Data Analytics for Software Engineers
Photo by Gabi Scott on Unsplash
Data Analytics is a strange beast in the world of software development. On one hand, it is highly hyped, brimming with powerful tools, and forms the "wow factor" of software products. On the other, it is not always understood, often lacks the rigor of software engineering, and incorrectly occupies a lower niche in the unspoken pecking order of developers.
Data Analytics is the end goal of any data pipeline. It relies heavily on the software engineering that makes the connections, downloads the data, processes it, and serves it, but it is where the buck stops. It is where the end-user finds value in the data, and for that reason alone, any developer on the stack of realizing the analytics should know basic analytical principles.
Refine the data to its finest level of relevant detail
Don't impress with analytics fireworks - express with simple clarity
Define effective metrics clearly and be consistent
In this article, I will use a much-underrated Business Analytics tool by the name of Metabase to illustrate these concepts with a public domain data product I maintain that utilizes the radio playlist data of the public Seattle radio station KEXP.

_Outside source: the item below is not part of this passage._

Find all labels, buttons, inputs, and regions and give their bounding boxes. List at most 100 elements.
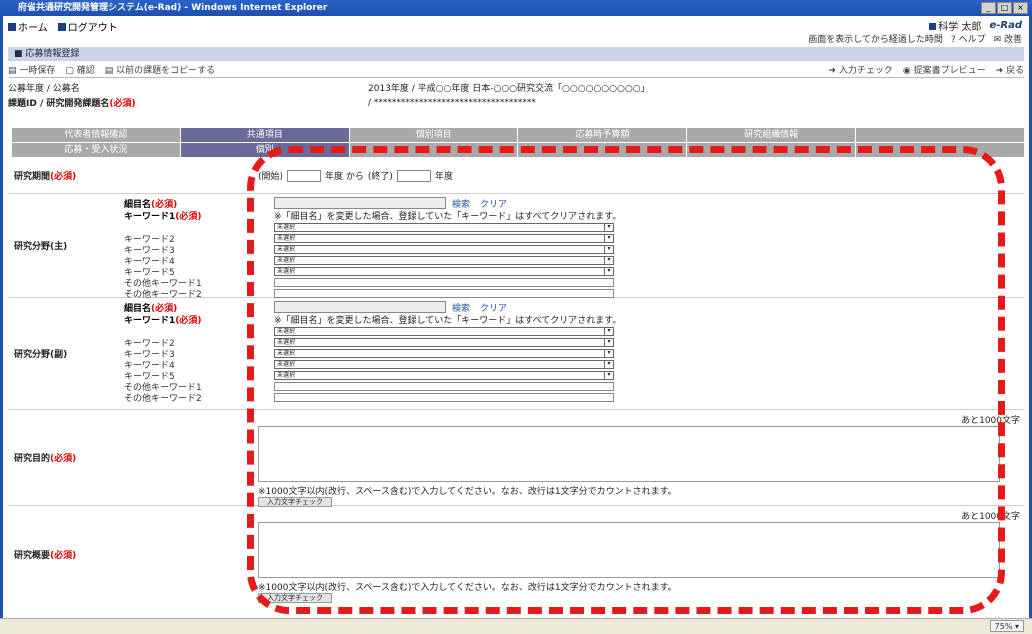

Use Basic Business Facts for Proper Granularity
Getting the proper granularity requires an understanding of the business. If you've never worked on a data pipeline before, I recommend The Data Warehouse Toolkit, 3rd Edition, by Kimball.
Read and understand star schemas and the concept of surrogate keys. More importantly, understand the common granularities for your problem domain.
The Kimball book outlines the facts that should be the foundation of the analytics endpoint. Each of the domains has a lowest common denominator that the analyst can use in the tool to find value in the data to drive business decisions.
Here are some common use cases
Retail and Supply Chain
Retail Sales - The Point of Sale quantity, amount, discounts, etc
Inventory - Store Quantity on Hand
Procurement - Procurement transaction quantity and amount
Claims - Billed amount, paid amount, insurance amount, etc
Playlist - Host, Artist, Song, and date
In this article, I focus on the last type to illustrate concepts in analytics using simple model.